Alastair Wood in NEJM has some correct diagnoses for the ailing drug approval process. (Free full text on this one -- NEJM has started making some of their content of broad public interest accessible, but I'm gonna keep hammering on them until they open up the whole thing.) However, I'm not buying his prescription.
- For most approved drugs, we don't have adequate long-term safety data. Sometimes we find out the hard way that widely prescribed drugs can be dangerous; no doubt many of them are and we don't even know it, because the data necessary to find that out aren't being collected.
- Sometimes drugs are approved with the requirement that the manufacturers do so-called "Phase 4" studies, i.e. longer term follow-up on safety and/or effectiveness, but these requirements are weakly enforced, at best.
- Many drugs haven't been tested head-to-head against others. To get approval, all you need is to beat placebo, or perhaps an alternative that's known to be sub-optimal. So we don't necessarily know which drug is really best.
- Drug companies have a disincentive to develop drugs for long-term prevention, because it would take so long for them to get back their investment. For diseases associated with aging, such as Alzheimers and osteoarthritis, such drugs would be a great boon.
- Drug companies have a strong incentive to concentrate on developing "me too" drugs -- slightly different versions of established drugs -- because there is little risk of hitting a dry hole, i.e. spending billions and never getting a commercial product. That steers investments away from true clinical breakthroughs, which are riskier to pursue. (He pays less attention to this, but they also invest in "evergreening" - slightly new formulations of their own drugs, and new combinations of old drugs, so they can keep exclusive marketing rights.)
Now, real clinical innovations are almost always based on publicly funded research, which the drug companies build on to develop commercial products. Obviously, we could just drive the public investment deeper toward clinically useful products, which would solve a lot of the problem. But Wood is dismissive of this idea, basically on the grounds that "it ain't gonna happen." (Smacks of creeping socialism and all that.)
As for safety, we could simply enforce existing requirements for Phase 4 studies, but Wood seems to assume that's asking too much. We could also develop improved surveillance and reporting systems for adverse events, and maybe piggyback some data collection on existing large-scale cohort studies to get better information. But Wood doesn't even consider these options. Similarly, we could just change the approval process to require head-to-head comparisons with existing standard treatments, or at least require more Phase 4 studies to do that, but again, it never seems to occur to Wood.
Nope. His solution to everything is to grant drug companies longer periods of marketing exclusivity if they will just do the right thing in each of these areas. That way, they can make more billions, just the motivation they need.

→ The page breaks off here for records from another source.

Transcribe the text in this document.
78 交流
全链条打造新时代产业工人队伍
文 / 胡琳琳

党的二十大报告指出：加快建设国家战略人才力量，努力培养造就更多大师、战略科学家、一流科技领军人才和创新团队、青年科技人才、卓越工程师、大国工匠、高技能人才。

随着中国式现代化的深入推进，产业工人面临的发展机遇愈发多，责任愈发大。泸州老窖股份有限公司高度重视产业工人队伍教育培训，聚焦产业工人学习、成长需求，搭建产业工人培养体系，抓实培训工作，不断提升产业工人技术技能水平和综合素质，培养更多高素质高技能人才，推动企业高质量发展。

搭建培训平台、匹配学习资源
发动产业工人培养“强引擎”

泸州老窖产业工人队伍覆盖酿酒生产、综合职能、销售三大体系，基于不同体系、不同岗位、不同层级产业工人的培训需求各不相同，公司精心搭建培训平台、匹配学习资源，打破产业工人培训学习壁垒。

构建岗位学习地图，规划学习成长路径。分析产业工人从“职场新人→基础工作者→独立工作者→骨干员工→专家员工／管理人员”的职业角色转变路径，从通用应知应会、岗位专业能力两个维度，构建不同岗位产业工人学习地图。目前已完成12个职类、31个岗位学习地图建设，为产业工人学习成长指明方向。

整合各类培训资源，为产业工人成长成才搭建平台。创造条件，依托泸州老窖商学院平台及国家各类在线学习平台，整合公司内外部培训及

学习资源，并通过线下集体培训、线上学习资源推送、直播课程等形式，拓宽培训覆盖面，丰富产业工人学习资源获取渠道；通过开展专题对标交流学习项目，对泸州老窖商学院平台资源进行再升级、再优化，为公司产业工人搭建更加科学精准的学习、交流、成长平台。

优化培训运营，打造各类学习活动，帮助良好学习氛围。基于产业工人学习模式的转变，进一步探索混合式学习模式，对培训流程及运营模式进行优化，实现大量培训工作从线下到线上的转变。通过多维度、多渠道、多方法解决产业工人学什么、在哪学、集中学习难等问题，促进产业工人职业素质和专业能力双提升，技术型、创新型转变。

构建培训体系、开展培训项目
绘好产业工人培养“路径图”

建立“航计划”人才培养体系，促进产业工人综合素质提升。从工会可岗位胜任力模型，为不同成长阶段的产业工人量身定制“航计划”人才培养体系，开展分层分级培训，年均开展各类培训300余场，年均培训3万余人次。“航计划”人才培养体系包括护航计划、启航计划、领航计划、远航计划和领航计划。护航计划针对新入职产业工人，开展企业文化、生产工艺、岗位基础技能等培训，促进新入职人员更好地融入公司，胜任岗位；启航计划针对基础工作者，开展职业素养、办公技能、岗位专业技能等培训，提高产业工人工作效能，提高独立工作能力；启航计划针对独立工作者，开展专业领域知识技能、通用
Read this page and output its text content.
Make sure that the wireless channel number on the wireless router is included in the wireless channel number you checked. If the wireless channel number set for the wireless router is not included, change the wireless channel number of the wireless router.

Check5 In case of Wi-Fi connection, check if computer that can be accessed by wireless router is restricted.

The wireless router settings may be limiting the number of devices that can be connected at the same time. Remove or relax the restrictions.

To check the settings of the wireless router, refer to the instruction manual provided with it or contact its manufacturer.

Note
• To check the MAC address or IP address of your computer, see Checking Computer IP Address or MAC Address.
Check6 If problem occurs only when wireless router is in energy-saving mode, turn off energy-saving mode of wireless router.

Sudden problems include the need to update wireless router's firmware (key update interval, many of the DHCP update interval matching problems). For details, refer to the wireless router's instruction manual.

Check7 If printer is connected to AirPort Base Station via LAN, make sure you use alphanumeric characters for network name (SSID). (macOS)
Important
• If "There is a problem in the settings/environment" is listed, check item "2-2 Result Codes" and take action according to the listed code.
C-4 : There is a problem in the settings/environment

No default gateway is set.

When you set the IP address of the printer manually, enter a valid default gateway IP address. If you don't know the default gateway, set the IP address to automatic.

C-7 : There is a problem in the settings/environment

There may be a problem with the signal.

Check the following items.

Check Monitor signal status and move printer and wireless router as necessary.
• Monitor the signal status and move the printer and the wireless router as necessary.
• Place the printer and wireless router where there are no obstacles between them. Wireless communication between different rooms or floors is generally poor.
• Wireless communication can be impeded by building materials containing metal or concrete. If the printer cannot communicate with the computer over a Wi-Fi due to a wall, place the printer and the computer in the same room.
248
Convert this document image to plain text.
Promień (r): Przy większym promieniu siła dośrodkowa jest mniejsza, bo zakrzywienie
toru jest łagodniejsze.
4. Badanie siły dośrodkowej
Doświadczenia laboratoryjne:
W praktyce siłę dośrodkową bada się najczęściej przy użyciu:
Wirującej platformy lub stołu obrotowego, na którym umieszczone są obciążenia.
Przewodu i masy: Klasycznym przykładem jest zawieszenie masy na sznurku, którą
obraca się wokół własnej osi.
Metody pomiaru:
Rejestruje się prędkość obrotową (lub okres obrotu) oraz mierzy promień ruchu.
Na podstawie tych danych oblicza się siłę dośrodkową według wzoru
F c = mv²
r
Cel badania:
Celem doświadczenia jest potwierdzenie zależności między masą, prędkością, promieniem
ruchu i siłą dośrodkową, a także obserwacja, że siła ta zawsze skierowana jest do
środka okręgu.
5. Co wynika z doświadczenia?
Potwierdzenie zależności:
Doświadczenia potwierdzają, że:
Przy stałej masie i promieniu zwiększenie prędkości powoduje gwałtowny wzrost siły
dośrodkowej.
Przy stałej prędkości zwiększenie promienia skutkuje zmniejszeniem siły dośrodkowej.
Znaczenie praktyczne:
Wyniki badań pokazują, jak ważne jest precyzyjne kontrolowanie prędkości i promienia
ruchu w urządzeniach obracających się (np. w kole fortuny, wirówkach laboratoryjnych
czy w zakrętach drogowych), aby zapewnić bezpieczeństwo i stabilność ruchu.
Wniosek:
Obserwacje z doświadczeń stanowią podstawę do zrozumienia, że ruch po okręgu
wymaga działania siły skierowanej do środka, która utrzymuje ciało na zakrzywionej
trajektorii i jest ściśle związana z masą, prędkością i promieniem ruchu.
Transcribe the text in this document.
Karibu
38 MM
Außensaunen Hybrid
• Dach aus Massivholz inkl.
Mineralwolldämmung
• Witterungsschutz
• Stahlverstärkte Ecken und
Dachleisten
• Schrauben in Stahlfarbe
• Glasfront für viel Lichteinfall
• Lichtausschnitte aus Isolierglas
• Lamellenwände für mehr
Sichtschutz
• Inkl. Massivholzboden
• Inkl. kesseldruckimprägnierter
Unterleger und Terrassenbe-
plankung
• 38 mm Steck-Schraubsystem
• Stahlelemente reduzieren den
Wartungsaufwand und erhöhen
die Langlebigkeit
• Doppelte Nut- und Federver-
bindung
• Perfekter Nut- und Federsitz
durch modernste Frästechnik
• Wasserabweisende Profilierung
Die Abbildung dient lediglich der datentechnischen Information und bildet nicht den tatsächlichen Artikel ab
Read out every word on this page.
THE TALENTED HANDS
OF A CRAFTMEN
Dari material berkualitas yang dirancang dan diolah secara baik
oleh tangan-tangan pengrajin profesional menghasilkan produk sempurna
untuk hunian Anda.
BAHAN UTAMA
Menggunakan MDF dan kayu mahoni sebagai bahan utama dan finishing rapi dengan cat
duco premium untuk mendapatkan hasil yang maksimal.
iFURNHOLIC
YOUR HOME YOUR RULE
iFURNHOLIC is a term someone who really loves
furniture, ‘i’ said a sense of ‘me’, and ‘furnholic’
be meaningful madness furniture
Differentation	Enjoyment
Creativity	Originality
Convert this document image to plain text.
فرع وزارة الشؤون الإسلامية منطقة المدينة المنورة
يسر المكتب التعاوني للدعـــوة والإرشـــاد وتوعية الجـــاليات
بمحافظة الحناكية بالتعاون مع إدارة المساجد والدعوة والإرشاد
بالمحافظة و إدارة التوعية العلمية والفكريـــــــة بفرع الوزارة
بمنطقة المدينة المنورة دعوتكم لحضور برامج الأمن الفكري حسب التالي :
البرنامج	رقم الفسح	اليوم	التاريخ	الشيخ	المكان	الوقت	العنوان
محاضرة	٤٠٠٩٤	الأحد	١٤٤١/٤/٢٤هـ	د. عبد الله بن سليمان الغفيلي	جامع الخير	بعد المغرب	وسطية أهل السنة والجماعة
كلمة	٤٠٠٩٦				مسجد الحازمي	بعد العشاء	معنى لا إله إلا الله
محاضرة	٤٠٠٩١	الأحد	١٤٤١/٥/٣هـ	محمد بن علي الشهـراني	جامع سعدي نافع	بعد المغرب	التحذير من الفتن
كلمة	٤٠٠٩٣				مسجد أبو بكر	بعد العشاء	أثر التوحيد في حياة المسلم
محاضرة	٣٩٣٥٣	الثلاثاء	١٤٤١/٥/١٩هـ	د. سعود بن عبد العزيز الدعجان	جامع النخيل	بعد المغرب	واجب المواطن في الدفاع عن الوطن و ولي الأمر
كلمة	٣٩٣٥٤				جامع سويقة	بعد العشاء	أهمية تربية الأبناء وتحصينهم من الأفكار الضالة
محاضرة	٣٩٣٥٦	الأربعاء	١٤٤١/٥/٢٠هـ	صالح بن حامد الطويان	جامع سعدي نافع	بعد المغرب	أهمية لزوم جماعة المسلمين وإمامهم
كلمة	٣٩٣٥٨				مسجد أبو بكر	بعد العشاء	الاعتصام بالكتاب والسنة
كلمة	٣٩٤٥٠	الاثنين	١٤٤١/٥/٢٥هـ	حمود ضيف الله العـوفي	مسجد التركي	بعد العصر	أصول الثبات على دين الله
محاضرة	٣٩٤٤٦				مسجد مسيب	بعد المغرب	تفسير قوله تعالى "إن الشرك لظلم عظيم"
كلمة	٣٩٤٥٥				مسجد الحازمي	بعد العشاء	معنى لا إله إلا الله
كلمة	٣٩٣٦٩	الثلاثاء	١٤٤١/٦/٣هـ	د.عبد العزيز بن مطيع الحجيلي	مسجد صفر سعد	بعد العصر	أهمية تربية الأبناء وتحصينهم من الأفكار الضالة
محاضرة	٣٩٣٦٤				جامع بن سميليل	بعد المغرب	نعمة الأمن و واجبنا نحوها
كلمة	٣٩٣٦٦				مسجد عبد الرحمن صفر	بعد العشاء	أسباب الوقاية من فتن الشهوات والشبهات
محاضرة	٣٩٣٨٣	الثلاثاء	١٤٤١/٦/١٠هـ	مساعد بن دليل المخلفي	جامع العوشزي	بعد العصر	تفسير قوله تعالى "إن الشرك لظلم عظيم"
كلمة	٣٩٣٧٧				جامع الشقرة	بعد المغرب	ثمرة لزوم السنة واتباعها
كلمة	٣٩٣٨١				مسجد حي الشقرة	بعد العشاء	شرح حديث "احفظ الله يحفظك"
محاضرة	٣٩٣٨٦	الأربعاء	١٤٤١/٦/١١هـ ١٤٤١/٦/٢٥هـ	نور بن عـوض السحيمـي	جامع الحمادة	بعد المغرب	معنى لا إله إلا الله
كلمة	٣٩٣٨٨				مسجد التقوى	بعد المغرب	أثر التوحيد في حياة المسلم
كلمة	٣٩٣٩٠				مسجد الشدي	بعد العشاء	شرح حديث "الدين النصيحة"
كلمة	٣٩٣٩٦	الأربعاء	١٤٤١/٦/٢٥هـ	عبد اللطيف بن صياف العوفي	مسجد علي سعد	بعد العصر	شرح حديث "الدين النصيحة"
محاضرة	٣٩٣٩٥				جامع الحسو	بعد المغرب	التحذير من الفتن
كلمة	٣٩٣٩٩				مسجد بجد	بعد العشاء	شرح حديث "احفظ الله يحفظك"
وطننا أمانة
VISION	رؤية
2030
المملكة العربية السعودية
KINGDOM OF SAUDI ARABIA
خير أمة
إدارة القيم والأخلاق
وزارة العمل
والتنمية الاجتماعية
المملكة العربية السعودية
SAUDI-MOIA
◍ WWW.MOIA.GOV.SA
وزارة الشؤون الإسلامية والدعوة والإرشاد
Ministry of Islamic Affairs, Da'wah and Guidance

A significant problem with this idea, which Dr. Wood does not mention, is that it means the drugs will cost far more, for a longer period of time. Which means millions of people won't have access to them, the cost of health care will continue to rise, and inequalities will persist and widen. That would seem to be a downside.
So why does he focus exclusively on exclusive marketing rights and guaranteed return to investors, and ignore other solutions? Does this help to explain it?
Dr. Wood reports having received consulting or lecture fees during the past two years from Scirex, Sapphire Therapeutics, Abbott Laboratories, Elan Pharmaceuticals, NicOx, Medco, Novartis, and Eli Lilly; having acted as an adviser to various reinsurance companies regarding pharmaceutical matters; and serving as a director of Antigenics, chairman of the clinical advisory council and an investor in Symphony Capital, and a director of Symphony Neurodevelopment and Symphony Evolution. On September 1, 2006, Dr. Wood will become managing director of Symphony Capital. No other potential conflict of interest relevant to this article was reported.
Was there no-one else on the planet who could have written on this subject?